My research question has to do with whether V4 (in lme3) was a better predictor than V2 and V3 together, V2+V3 was better than V, etc. What goodness of fits measure is valid here?  Can I use AIC values to compare models of different sets of parameters? 
I've also found some references on computing $R^2$ for mixed models.  In particular, I am interested in the likelihood ratio test $R^2$ (Magee, 1990) which computes a $R^2$ by comparing each of these models to the null model. Using this method, I'd be comparing all three of my models to the same null model with just y~1.  Is it then a valid approach to compare the $R^2$s generated?  

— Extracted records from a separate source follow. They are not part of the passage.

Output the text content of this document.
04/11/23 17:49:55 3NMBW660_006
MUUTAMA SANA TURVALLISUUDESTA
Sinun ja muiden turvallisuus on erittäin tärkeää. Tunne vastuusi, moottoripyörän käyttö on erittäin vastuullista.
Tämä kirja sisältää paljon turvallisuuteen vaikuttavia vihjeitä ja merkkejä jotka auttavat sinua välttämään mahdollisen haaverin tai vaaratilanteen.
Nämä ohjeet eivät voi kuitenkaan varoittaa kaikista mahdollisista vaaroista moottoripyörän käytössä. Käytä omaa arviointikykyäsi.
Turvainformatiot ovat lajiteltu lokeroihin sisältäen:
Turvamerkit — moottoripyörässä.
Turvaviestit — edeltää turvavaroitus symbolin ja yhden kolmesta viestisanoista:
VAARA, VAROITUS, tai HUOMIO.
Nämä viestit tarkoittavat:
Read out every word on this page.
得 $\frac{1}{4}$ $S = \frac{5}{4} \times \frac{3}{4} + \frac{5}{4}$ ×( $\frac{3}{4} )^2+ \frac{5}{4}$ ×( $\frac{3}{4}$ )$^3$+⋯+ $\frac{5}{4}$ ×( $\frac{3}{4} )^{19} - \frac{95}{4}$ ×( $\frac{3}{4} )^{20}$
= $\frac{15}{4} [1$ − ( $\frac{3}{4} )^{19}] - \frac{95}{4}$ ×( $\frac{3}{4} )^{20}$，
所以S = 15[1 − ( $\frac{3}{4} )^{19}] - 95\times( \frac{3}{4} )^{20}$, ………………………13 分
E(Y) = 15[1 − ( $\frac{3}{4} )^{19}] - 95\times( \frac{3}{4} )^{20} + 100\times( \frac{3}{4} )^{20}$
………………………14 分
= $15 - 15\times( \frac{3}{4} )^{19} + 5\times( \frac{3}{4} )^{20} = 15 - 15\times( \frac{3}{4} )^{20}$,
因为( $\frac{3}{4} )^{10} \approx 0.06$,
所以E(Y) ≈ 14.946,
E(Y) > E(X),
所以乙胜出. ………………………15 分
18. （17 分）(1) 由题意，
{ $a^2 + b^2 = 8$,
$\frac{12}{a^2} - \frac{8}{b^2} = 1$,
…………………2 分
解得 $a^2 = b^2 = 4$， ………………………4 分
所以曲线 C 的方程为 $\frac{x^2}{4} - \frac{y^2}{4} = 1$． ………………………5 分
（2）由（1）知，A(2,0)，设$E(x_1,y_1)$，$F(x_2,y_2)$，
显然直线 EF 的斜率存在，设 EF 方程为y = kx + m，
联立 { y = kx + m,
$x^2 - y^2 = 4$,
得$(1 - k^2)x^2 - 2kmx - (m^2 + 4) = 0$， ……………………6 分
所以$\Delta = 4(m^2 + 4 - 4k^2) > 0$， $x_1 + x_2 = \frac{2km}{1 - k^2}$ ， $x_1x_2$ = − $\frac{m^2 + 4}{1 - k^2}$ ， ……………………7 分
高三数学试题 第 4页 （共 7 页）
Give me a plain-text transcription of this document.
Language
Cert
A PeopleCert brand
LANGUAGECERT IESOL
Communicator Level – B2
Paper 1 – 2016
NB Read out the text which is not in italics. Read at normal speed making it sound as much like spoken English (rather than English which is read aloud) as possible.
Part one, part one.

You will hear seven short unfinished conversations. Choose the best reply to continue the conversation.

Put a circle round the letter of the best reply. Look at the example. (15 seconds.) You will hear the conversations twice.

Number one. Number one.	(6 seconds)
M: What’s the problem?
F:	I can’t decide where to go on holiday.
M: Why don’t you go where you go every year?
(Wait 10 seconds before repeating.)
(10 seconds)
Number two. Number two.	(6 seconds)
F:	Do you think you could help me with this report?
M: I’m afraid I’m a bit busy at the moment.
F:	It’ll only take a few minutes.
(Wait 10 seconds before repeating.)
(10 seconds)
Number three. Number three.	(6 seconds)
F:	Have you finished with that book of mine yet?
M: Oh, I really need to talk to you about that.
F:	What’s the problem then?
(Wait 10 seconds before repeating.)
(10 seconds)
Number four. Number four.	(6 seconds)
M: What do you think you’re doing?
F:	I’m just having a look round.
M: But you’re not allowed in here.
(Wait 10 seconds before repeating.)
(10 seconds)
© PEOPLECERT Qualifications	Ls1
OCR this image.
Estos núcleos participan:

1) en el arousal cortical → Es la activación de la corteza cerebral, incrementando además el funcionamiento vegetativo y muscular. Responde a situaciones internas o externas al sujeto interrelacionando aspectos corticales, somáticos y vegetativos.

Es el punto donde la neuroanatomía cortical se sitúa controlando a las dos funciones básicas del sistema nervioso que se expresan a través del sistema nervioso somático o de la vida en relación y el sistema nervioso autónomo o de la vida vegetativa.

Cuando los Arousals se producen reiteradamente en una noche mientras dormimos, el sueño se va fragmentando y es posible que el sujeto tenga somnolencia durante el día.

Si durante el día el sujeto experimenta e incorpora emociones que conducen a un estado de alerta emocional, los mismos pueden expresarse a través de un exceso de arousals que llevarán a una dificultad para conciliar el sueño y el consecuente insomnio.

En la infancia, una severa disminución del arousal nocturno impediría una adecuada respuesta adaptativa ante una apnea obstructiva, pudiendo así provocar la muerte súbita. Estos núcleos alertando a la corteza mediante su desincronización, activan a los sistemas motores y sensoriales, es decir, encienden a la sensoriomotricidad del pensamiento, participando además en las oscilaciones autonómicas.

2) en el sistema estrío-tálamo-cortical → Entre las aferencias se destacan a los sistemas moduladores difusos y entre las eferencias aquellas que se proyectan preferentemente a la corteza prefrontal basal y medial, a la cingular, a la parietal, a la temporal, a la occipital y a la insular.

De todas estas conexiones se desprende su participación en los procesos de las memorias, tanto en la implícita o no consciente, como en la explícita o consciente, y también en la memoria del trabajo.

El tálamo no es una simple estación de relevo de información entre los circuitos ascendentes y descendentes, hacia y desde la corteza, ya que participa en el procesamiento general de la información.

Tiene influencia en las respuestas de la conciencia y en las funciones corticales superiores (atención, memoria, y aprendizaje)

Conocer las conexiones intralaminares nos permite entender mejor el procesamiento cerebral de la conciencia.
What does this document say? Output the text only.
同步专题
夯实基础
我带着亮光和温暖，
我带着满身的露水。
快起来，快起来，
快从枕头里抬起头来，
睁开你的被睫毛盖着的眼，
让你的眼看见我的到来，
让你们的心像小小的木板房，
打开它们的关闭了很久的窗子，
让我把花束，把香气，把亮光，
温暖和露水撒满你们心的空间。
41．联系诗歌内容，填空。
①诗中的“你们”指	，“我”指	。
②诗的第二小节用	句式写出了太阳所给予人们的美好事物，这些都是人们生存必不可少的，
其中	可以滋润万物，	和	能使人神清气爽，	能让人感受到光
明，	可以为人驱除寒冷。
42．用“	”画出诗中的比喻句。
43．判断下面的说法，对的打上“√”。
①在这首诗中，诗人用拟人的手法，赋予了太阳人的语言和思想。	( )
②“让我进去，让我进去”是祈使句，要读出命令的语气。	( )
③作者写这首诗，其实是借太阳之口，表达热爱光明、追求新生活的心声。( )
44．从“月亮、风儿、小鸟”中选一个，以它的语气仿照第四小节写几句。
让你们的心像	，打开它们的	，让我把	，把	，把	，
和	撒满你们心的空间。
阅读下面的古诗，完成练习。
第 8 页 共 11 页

I am not a statistician but I would like to use a valid (at least justifiable) measure for my analysis. Any feedback would be greatly appreciated. 
 A: I would use Akaike’s Information Criterion ($AIC$) for model selection where:
$$
AIC = -2ln(L)-2k
$$
Though a better alternative is often $AIC_c$, which is the second-order Akaike’s Information Criterion ($AIC_c$).  $AIC_c$ is corrected for small sample size with an addtion bias-correction term because $AIC$ can perform poorly when the ratio of sample size to the number parameters in the model is small (Burnham and Anderson 2002).
$$
AIC_c = -2ln(L)-2k+\frac{2k(k+1)}{(n-k-1)}
$$
In fact, I would always use $AIC_c$ since the bias-correction term goes to zero as sample size increases.  However, there are some types of models where it is difficult to determine sample size (i.e., hierarchical models of abundance see links to these model types here).
$AIC$ or $AIC_c$ can be recaled to $\mathsf{\Delta}_i=AIC_i-minAIC$ where the best model will have $\mathsf{\Delta}_i=0$.  Further, these values can be used to estimate relative strength of evidence ($w_i$) for the alternative models where:
$$
w_i = \frac{e^{(-0.5\mathsf{\Delta}_i)}}{\sum_{r=1}^Re^{(-0.5\mathsf{\Delta}_i)}}
$$
This is often refered to as the "weight of evidence" for model $i$ from the model set.  As $\mathsf{\Delta}_i$ increases, $w_i$ decreases suggesting model $i$ is less plausible.  Also, the weights of evidence for the models in a model set can be use in model averaging and multi-model inference.